O edifício do Rato e a sinagoga

A história não volta atrás, mas pode-se evitar que o imóvel previsto para o Largo do Rato venha, em democracia, completar a obra de ocultação de uma época há muito terminada.

No seu artigo de 31 de Agosto, a jornalista Bárbara Reis começa por questionar as expressões pejorativas utilizadas para qualificar o projecto para o Largo do Rato, contestando os argumentos de origem estética e arquitectónica apresentados para o denegrir.

Nesse ponto concordo com ela, porque sei bem que quando se quer deitar abaixo uma obra é frequente falsificar as características da mesma, exagerando a sua dimensão, os materiais e outras.

Também não sou jurista e não sei se o projecto viola ou não os princípios constitucionais da “igualdade e da liberdade religiosa” que terá invocado o Ministério Público para embargar a obra.

O que sei é que o Ministério Público tem razão em dizer que o edifício do Rato “acentuará de modo especialmente gravoso o enclausuramento da sinagoga, escondendo-a e afastando-a ainda mais da cidade e dos cidadãos” e que é falso afirmar como a autora o faz que de qualquer modo a comunidade judaica “nunca mostrou o mínimo interesse em abrir-se à cidade”.

Bárbara Reis sabe certamente que a construção da sinagoga de Lisboa, inaugurada numa época em que ainda vigorava a Constituição de 1826, teve de se conformar com a obrigação expressa no seu artigo 6.º: “A Religião Católica Apostólica Romana continuará a ser a Religião do Reino. Todas as outras Religiões serão permitidas aos Estrangeiros com o seu culto doméstico, ou particular, em casas para isso destinadas, sem forma alguma exterior de Templo”. Inaugurada em 1904, antes da instauração da República, segundo um projecto do arquitecto Ventura Terra, a sinagoga foi em consequência construída dentro de um quintal muralhado sem fachada para a rua. Para a Comunidade Israelita de Lisboa e respectiva sinagoga, a República ou dito de outro modo a separação Estado/Religião veio demasiado tarde…

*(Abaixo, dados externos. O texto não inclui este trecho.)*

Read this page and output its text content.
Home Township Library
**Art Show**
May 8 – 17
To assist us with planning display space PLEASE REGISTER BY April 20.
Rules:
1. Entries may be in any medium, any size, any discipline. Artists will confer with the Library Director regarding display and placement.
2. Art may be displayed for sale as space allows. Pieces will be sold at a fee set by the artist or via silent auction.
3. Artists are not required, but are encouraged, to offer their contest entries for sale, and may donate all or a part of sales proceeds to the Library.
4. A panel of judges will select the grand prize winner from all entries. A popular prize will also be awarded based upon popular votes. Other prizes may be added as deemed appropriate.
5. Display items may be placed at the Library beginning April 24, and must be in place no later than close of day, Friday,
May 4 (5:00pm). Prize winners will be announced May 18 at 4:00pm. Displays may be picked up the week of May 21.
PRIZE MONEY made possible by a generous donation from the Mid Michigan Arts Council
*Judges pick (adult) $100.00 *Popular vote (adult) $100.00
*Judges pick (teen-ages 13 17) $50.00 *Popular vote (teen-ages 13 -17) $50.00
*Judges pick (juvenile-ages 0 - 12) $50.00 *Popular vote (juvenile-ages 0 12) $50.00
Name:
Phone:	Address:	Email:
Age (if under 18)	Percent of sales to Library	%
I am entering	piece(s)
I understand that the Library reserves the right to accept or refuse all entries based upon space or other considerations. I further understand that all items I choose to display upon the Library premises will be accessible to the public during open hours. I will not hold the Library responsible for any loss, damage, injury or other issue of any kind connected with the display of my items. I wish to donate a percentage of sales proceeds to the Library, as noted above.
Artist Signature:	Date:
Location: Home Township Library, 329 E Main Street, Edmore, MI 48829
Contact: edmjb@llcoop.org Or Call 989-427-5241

Mas isso não impede hoje a Comunidade de procurar abrir-se à cidade: todos os dias durante o ano lectivo, escolas de todo o país fazem visitas de estudo à sinagoga; todos os dias grupos de turistas e visitantes, judeus ou não, visitam a sinagoga; os seus cursos de hebraico e história judaica estão abertos e são frequentados por judeus e não judeus, tal como as conferências, concertos ou efemérides diversas.

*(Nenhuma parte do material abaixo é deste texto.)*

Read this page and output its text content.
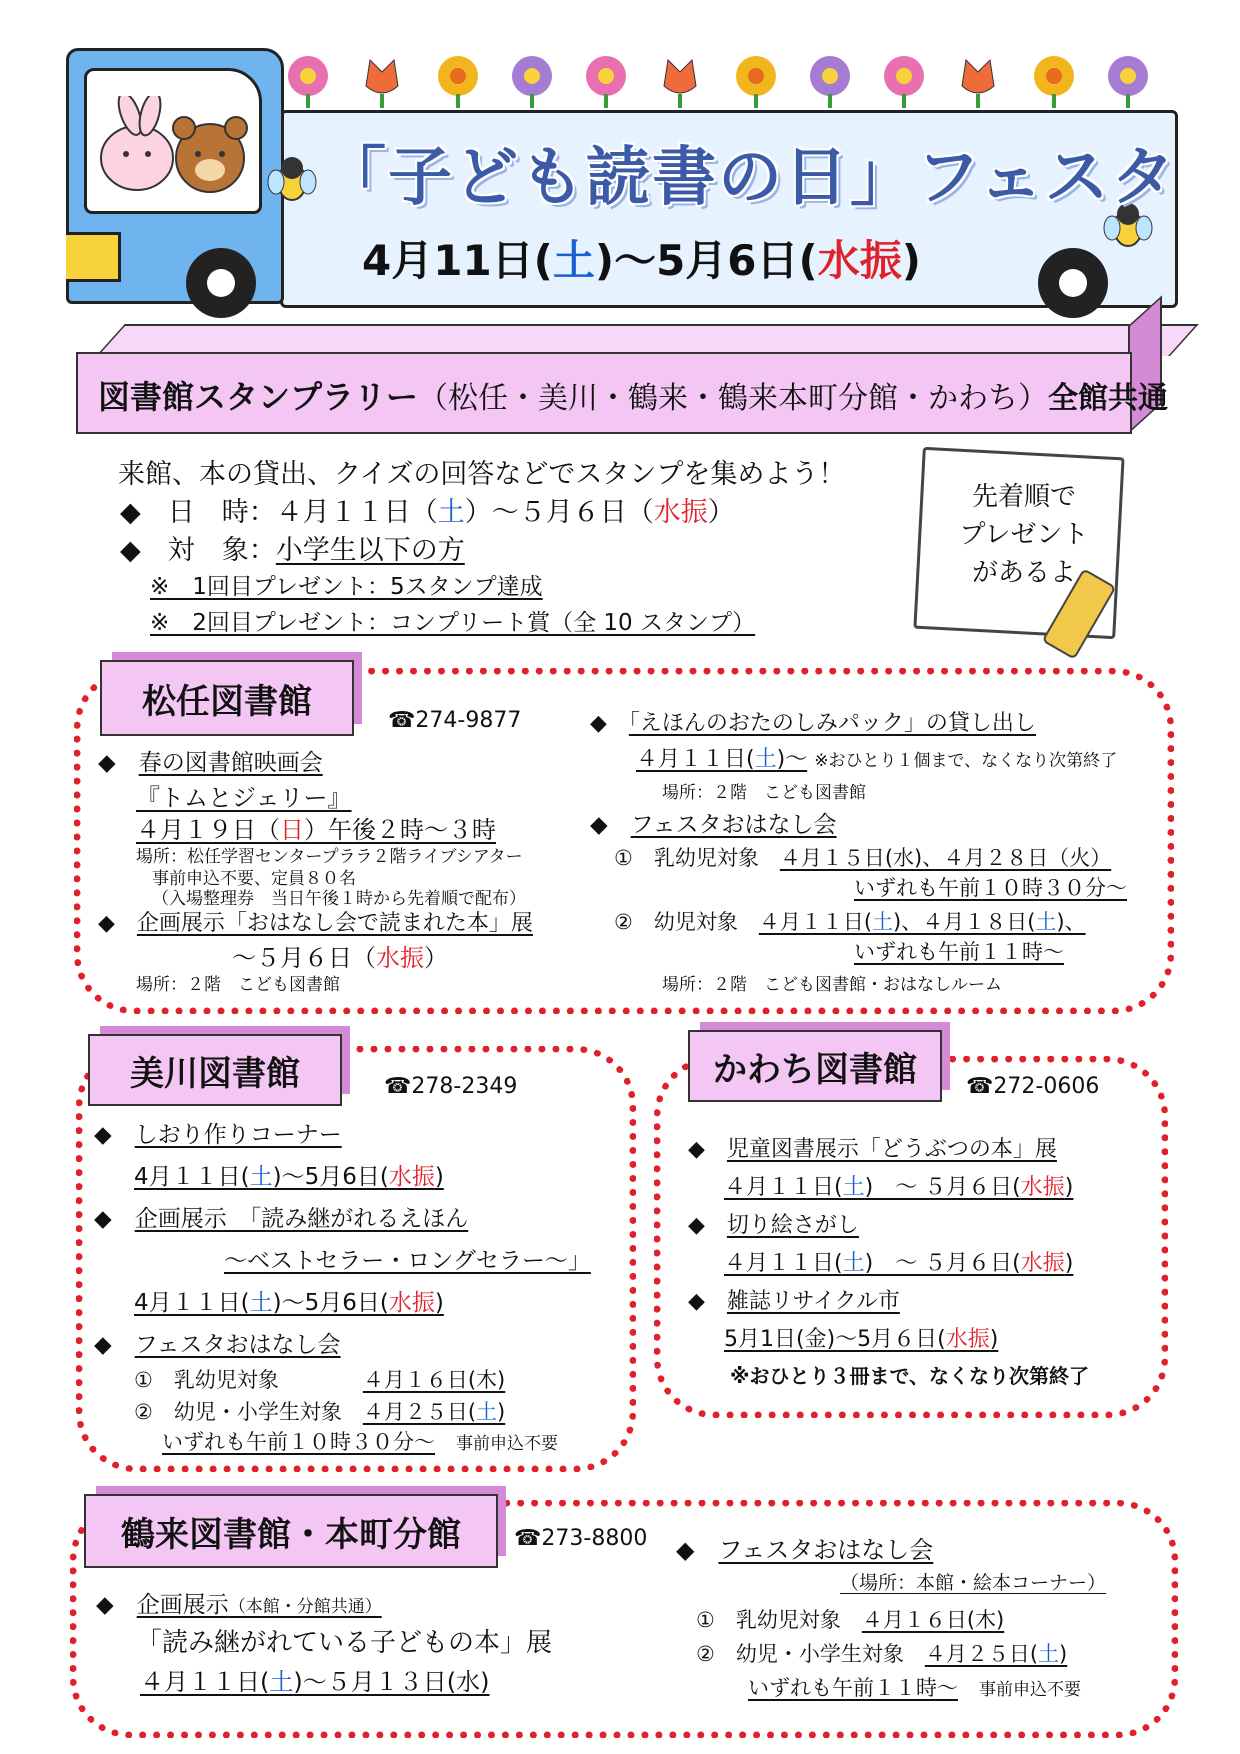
「子ども読書の日」フェスタ
4月11日(土)〜5月6日(水振)
図書館スタンプラリー（松任・美川・鶴来・鶴来本町分館・かわち）全館共通
来館、本の貸出、クイズの回答などでスタンプを集めよう！
◆　日　時：４月１１日（土）〜５月６日（水振）
◆　対　象：小学生以下の方
※　1回目プレゼント：5スタンプ達成
※　2回目プレゼント：コンプリート賞（全 10 スタンプ）
先着順で
プレゼント
があるよ
松任図書館	☎274-9877
◆　春の図書館映画会
『トムとジェリー』
４月１９日（日）午後２時〜３時
場所：松任学習センタープララ２階ライブシアター
事前申込不要、定員８０名
（入場整理券　当日午後１時から先着順で配布）
◆　企画展示「おはなし会で読まれた本」展
〜５月６日（水振）
場所：２階　こども図書館
◆　「えほんのおたのしみパック」の貸し出し
４月１１日(土)〜 ※おひとり１個まで、なくなり次第終了
場所：２階　こども図書館
◆　フェスタおはなし会
①　乳幼児対象　 ４月１５日(水)、４月２８日（火）
いずれも午前１０時３０分〜
②　幼児対象　 ４月１１日(土)、４月１８日(土)、
いずれも午前１１時〜
場所：２階　こども図書館・おはなしルーム
美川図書館	☎278-2349
◆　しおり作りコーナー
4月１１日(土)〜5月6日(水振)
◆　企画展示　「読み継がれるえほん
〜ベストセラー・ロングセラー〜」
4月１１日(土)〜5月6日(水振)
◆　フェスタおはなし会
①　乳幼児対象　　　　	４月１６日(木)
②　幼児・小学生対象　 ４月２５日(土)
いずれも午前１０時３０分〜　 事前申込不要
かわち図書館	☎272-0606
◆　児童図書展示「どうぶつの本」展
４月１１日(土)　〜 ５月６日(水振)
◆　切り絵さがし
４月１１日(土)　〜 ５月６日(水振)
◆　雑誌リサイクル市
5月1日(金)〜5月６日(水振)
※おひとり３冊まで、なくなり次第終了
鶴来図書館・本町分館	☎273-8800
◆　企画展示（本館・分館共通）
「読み継がれている子どもの本」展
４月１１日(土)〜５月１３日(水)
◆　フェスタおはなし会
（場所：本館・絵本コーナー）
①　乳幼児対象　 ４月１６日(木)
②　幼児・小学生対象　 ４月２５日(土)
いずれも午前１１時〜　 事前申込不要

No entanto, tal como outros templos de outras religiões, a sinagoga não é um lugar público, é um espaço privado no qual as visitas são feitas por marcação por razões de organização e por razões de segurança. Interpretar este facto como “desinteresse em abrir-se à cidade”, é alhear-se por completo da realidade europeia e confundir dois conceitos completamente distintos: visibilidade e segurança. Quem quiser visitar uma sinagoga em França, Bélgica, Roma, ou Berlim poderá constatar que grande parte dessas sinagogas são visíveis da rua, com fachadas por vezes imponentes viradas para a calçada. A sua construção terá sido possível dessa forma, tal como a sinagoga do Porto inaugurada em 1938 ou a de Belmonte em 1996. Mas o mesmo visitante será confrontado nomeadamente nas sinagogas dos países europeus acima mencionados (e outros) com uma barreira de segurança extremamente rígida. Será necessário explicar porquê?

Em síntese, a ser construído o imóvel previsto para o Largo do Rato, a Sinagoga de Lisboa ficaria de facto penalizada duplamente: em primeiro lugar sem a reduzida visibilidade que ainda disfruta a partir do Largo, mas ficaria também privada de luz, enclausurada num espaço escondido lembrando os priores momentos dos “guetos” medievais.

A história não volta atrás, mas pode-se evitar que o imóvel previsto para o Largo do Rato venha, em democracia, completar a obra de ocultação de uma época há muito terminada.